Sent from my iPhone using Tapatalk


----------



## Iain Sutherland (16 May 2012)

Nice article,  her book made my head spin too george!


----------



## Ian Holdich (16 May 2012)

Garuf said:
			
		

> > "ADA- don’t what it is"




saw that and thought...she's taking the Micheal there...looking forward to your article George are you gonna disprove any of her theories??


----------



## dw1305 (16 May 2012)

Hi all,
I hadn't seen this interview before, but I still think she makes a lot of sense for the less plant orientated fish keeper. 


> Adequate lighting, 2.5 cm underlayer of an unfertilized soil, large diversity of plant species, moderately hardwater, well-fed fish, and patience.


I think this recipe is likely to work for the majority of people who just want a "tank with plants", and it is the plants that make the difference. A "tank with plants" is enough to ensure much higher quality water than they would get in a tank without plants, even if the resulting tank doesn't satisfy everyone's aesthetic requirements.

cheers Darrel


----------



## Brenmuk (16 May 2012)

She doesn't seem big on aquascaping which is a shame.
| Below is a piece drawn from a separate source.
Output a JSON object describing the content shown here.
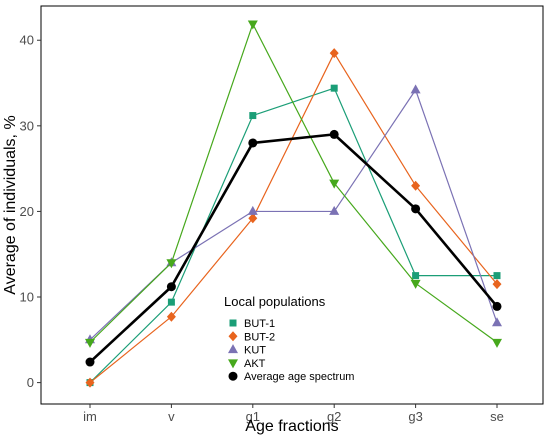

I see aquascaping and the method of growing plants a separate aspects of the hobby.

Also the picture at the top of the acuariorosa webpage I think is someone else called Pam Chin
See half way down this webpage - she just happens to be holding Diana's book.

http://www.greenstouch.com/gallery_misc_events_njas_50th1.htm


----------



## George Farmer (16 May 2012)

ianho said:
			
		

> ...looking forward to your article George are you gonna disprove any of her theories??
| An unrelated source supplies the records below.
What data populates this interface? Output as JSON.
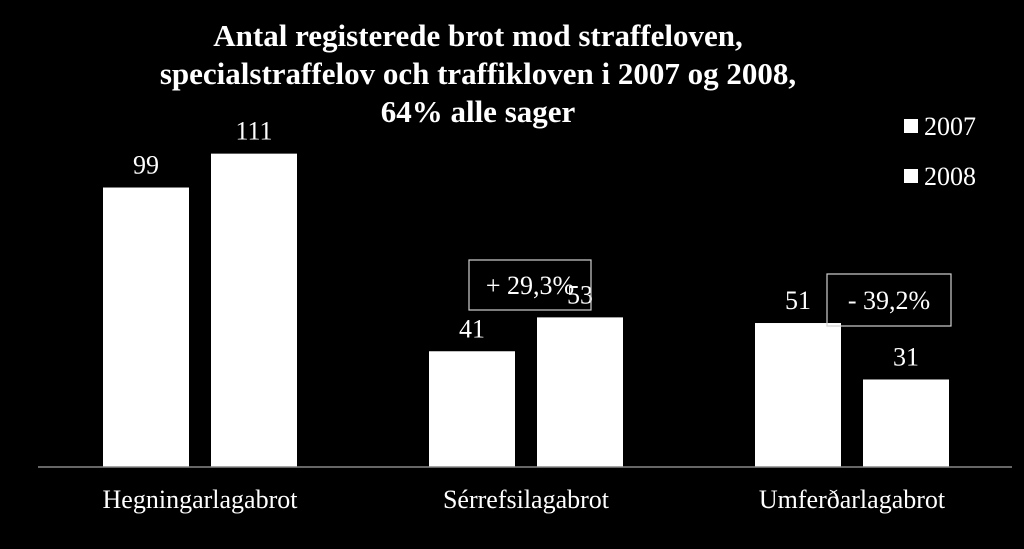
{
  "chart_data": {
    "type": "bar",
    "title_lines": [
      "Antal registerede brot mod straffeloven,",
      "specialstraffelov och traffikloven i 2007 og 2008,",
      "64% alle sager"
    ],
    "categories": [
      "Hegningarlagabrot",
      "Sérrefsilagabrot",
      "Umferðarlagabrot"
    ],
    "series": [
      {
        "name": "2007",
        "values": [
          99,
          41,
          51
        ],
        "color": "#ffffff"
      },
      {
        "name": "2008",
        "values": [
          111,
          53,
          31
        ],
        "color": "#ffffff"
      }
    ],
    "ylim": [
      0,
      130
    ],
    "grid": false,
    "legend_position": "top-right",
    "annotations": [
      {
        "category": "Sérrefsilagabrot",
        "text": "+ 29,3%"
      },
      {
        "category": "Umferðarlagabrot",
        "text": "- 39,2%"
      }
    ]
  },
  "colors": {
    "background": "#000000",
    "foreground": "#ffffff"
  }
}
It's just a general overview of the different methodologies out there for growing plants. Nothing groundbreaking for regular UKAPS members but newbies may learn a few things.


----------



## Tim Harrison (17 May 2012)

> It's just a general overview of the different methodologies out there for growing plants. Nothing groundbreaking for regular UKAPS members but newbies may learn a few things.



Sounds like it will make an interesting article all the same, and it will be useful to be able to compare methodologies side by side. So I guess you will be mentioning the traditional low-energy and high-energy approaches. 

If you intend to mention my concept of hybrid-energy© or hybrid-tech©, I will expect full credit and payment for the use of my intellectual property rights. 

Tim


----------